A free-to-download spectrum generator

The Institute of Cancer Research in London, UK, offers a new research tool for calculating emission spectra from X-ray systems on their website. The SpekCalc computer programm is made available free of charge to medical physicists who need to describe the spectrum generated by an X-ray set used in radiotherapy and diagnostic radiology.

Photo: A free-to-download spectrum generator

There are several other pieces of software that, like SpekCalc, can take a few input parameters and produce an energy spectrum of the emerging X-rays.
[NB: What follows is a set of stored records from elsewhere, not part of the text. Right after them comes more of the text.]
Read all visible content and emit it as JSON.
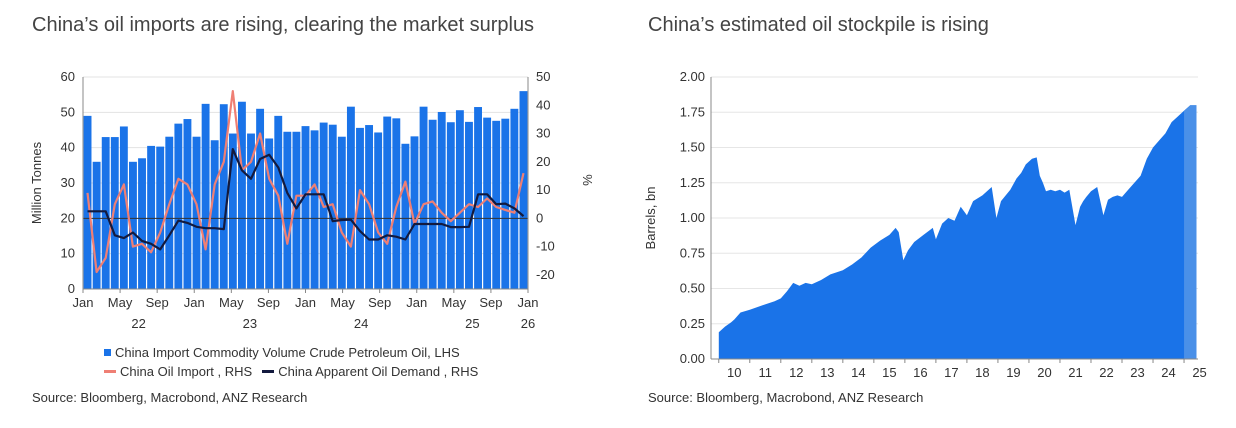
{
  "left_title": "China’s oil imports are rising, clearing the market surplus",
  "right_title": "China’s estimated oil stockpile is rising",
  "left_source": "Source: Bloomberg, Macrobond, ANZ Research",
  "right_source": "Source: Bloomberg, Macrobond, ANZ Research",
  "colors": {
    "bars": "#1a73e8",
    "import_line": "#ef7f74",
    "demand_line": "#131a3e",
    "area": "#1a73e8"
  },
  "chart_data": [
    {
      "type": "bar+line",
      "ylabel": "Million Tonnes",
      "y2label": "%",
      "ylim": [
        0,
        60
      ],
      "y2lim": [
        -25,
        50
      ],
      "yticks": [
        "0",
        "10",
        "20",
        "30",
        "40",
        "50",
        "60"
      ],
      "y2ticks": [
        "-20",
        "-10",
        "0",
        "10",
        "20",
        "30",
        "40",
        "50"
      ],
      "xticks": [
        "Jan",
        "May",
        "Sep",
        "Jan",
        "May",
        "Sep",
        "Jan",
        "May",
        "Sep",
        "Jan",
        "May",
        "Sep",
        "Jan"
      ],
      "year_labels": [
        "22",
        "23",
        "24",
        "25",
        "26"
      ],
      "series": [
        {
          "name": "China Import Commodity Volume Crude Petroleum Oil, LHS",
          "kind": "bar",
          "values": [
            49,
            36,
            43,
            43,
            46,
            36,
            37,
            40.5,
            40.3,
            43.1,
            46.8,
            48.1,
            43.1,
            52.4,
            42.1,
            52.3,
            44,
            53,
            44,
            51,
            42.6,
            49,
            44.5,
            44.5,
            46.1,
            44.9,
            47.1,
            46.5,
            43.1,
            51.6,
            45.6,
            46.4,
            44.3,
            48.8,
            48.3,
            41.1,
            43.2,
            51.6,
            47.9,
            50.1,
            47.2,
            50.6,
            47.3,
            51.5,
            48.5,
            47.6,
            48.2,
            51,
            56
          ]
        },
        {
          "name": "China Oil Import , RHS",
          "kind": "line",
          "values": [
            9,
            -19,
            -14,
            5,
            12,
            -10,
            -9,
            -12,
            -5,
            5,
            14,
            12,
            5,
            -11,
            12,
            20,
            45,
            17,
            20,
            30,
            14,
            8,
            -9,
            8,
            8,
            12,
            4,
            5,
            -5,
            -10,
            10,
            5,
            -5,
            -9,
            4,
            13,
            -2,
            5,
            6,
            2,
            -1,
            2,
            5,
            4,
            7,
            4,
            3,
            2,
            16
          ]
        },
        {
          "name": "China Apparent Oil Demand , RHS",
          "kind": "line",
          "values": [
            2.5,
            2.5,
            2.5,
            -6,
            -7,
            -5,
            -8,
            -9,
            -11,
            -6,
            -0.8,
            -1.6,
            -3,
            -3.5,
            -3.5,
            -3.8,
            24.5,
            17,
            14,
            21,
            22.5,
            18,
            9,
            3.5,
            8.5,
            8.5,
            8.5,
            -1,
            -0.6,
            -0.5,
            -4.5,
            -7.5,
            -7.5,
            -6,
            -6.5,
            -7.5,
            -2,
            -2,
            -2,
            -2,
            -3.1,
            -3.1,
            -3,
            8.5,
            8.5,
            5,
            5.2,
            3.5,
            0.8
          ]
        }
      ]
    },
    {
      "type": "area",
      "ylabel": "Barrels, bn",
      "ylim": [
        0,
        2.0
      ],
      "yticks": [
        "0.00",
        "0.25",
        "0.50",
        "0.75",
        "1.00",
        "1.25",
        "1.50",
        "1.75",
        "2.00"
      ],
      "xticks": [
        "10",
        "11",
        "12",
        "13",
        "14",
        "15",
        "16",
        "17",
        "18",
        "19",
        "20",
        "21",
        "22",
        "23",
        "24",
        "25"
      ],
      "x": [
        2010.0,
        2010.2,
        2010.4,
        2010.5,
        2010.7,
        2011.0,
        2011.4,
        2011.8,
        2012.0,
        2012.2,
        2012.4,
        2012.6,
        2012.8,
        2013.0,
        2013.3,
        2013.6,
        2014.0,
        2014.3,
        2014.6,
        2014.9,
        2015.2,
        2015.5,
        2015.7,
        2015.8,
        2015.95,
        2016.1,
        2016.3,
        2016.6,
        2016.9,
        2017.0,
        2017.2,
        2017.4,
        2017.6,
        2017.8,
        2018.0,
        2018.2,
        2018.5,
        2018.8,
        2018.95,
        2019.1,
        2019.4,
        2019.6,
        2019.75,
        2019.9,
        2020.1,
        2020.25,
        2020.35,
        2020.45,
        2020.55,
        2020.7,
        2020.85,
        2021.0,
        2021.15,
        2021.3,
        2021.5,
        2021.65,
        2021.75,
        2021.85,
        2022.0,
        2022.2,
        2022.4,
        2022.55,
        2022.7,
        2022.85,
        2023.0,
        2023.2,
        2023.4,
        2023.6,
        2023.8,
        2024.0,
        2024.2,
        2024.4,
        2024.6,
        2024.8,
        2025.0,
        2025.2,
        2025.4
      ],
      "values": [
        0.19,
        0.23,
        0.26,
        0.28,
        0.33,
        0.35,
        0.38,
        0.41,
        0.43,
        0.48,
        0.54,
        0.52,
        0.54,
        0.53,
        0.56,
        0.6,
        0.63,
        0.67,
        0.72,
        0.79,
        0.84,
        0.88,
        0.93,
        0.9,
        0.7,
        0.77,
        0.83,
        0.88,
        0.93,
        0.85,
        0.96,
        1.0,
        0.98,
        1.08,
        1.02,
        1.12,
        1.16,
        1.22,
        1.0,
        1.12,
        1.2,
        1.28,
        1.32,
        1.38,
        1.42,
        1.43,
        1.3,
        1.25,
        1.19,
        1.2,
        1.19,
        1.2,
        1.18,
        1.2,
        0.95,
        1.08,
        1.12,
        1.15,
        1.19,
        1.22,
        1.02,
        1.13,
        1.15,
        1.16,
        1.15,
        1.2,
        1.25,
        1.3,
        1.42,
        1.5,
        1.55,
        1.6,
        1.68,
        1.72,
        1.76,
        1.8,
        1.8
      ]
    }
  ]
}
A number of these - for example, those within the Institute of Physics and Engineering in Medicine's Report 78 - are based on a research paper dating from the late 1970s (R Birch and M Marshall Phys. Med. Biol. 24 505). These programs have been used in hospitals worldwide. So what's different about SpekCalc?

According to Poludniowski, the theory underlying SpekCalc is more comprehensive. "It will also produce results for the high tube voltages used in orthovoltage radiotherapy, something that's not available with most such software utilities," he explained.

Inside any X-ray tube, electrons are accelerated and directed into a metal target. As they hit this metal, the electrons slow down and generate bremsstrahlung. Poludniowski and his colleague Phil Evans published a model for this process in 2007, (Med. Phys. 34 2164; 2175). "We were able to get good agreement with experimental data, without having to resort to the empirical 'fixes' needed in other models such as Birch and Marshall's," Poludniowski told medicalphysicsweb.

Now, Frank Verhaegen and colleagues Guillaume Landry and Francois deBlois, at McGill University in Canada and Maastro Cancer Clinic in the Netherlands, have transferred this physical model into a user-friendly computer program. To perform the calculations, users input data - such as tube voltage, filtration thicknesses and take-off angle - via an intuitive GUI environment and SpekCalc generates the photon fluence spectrum at the click of a button.

SpekCalc has received a steady trickle of downloads in the last few months, and its creators are hoping that "this trickle will become a stream".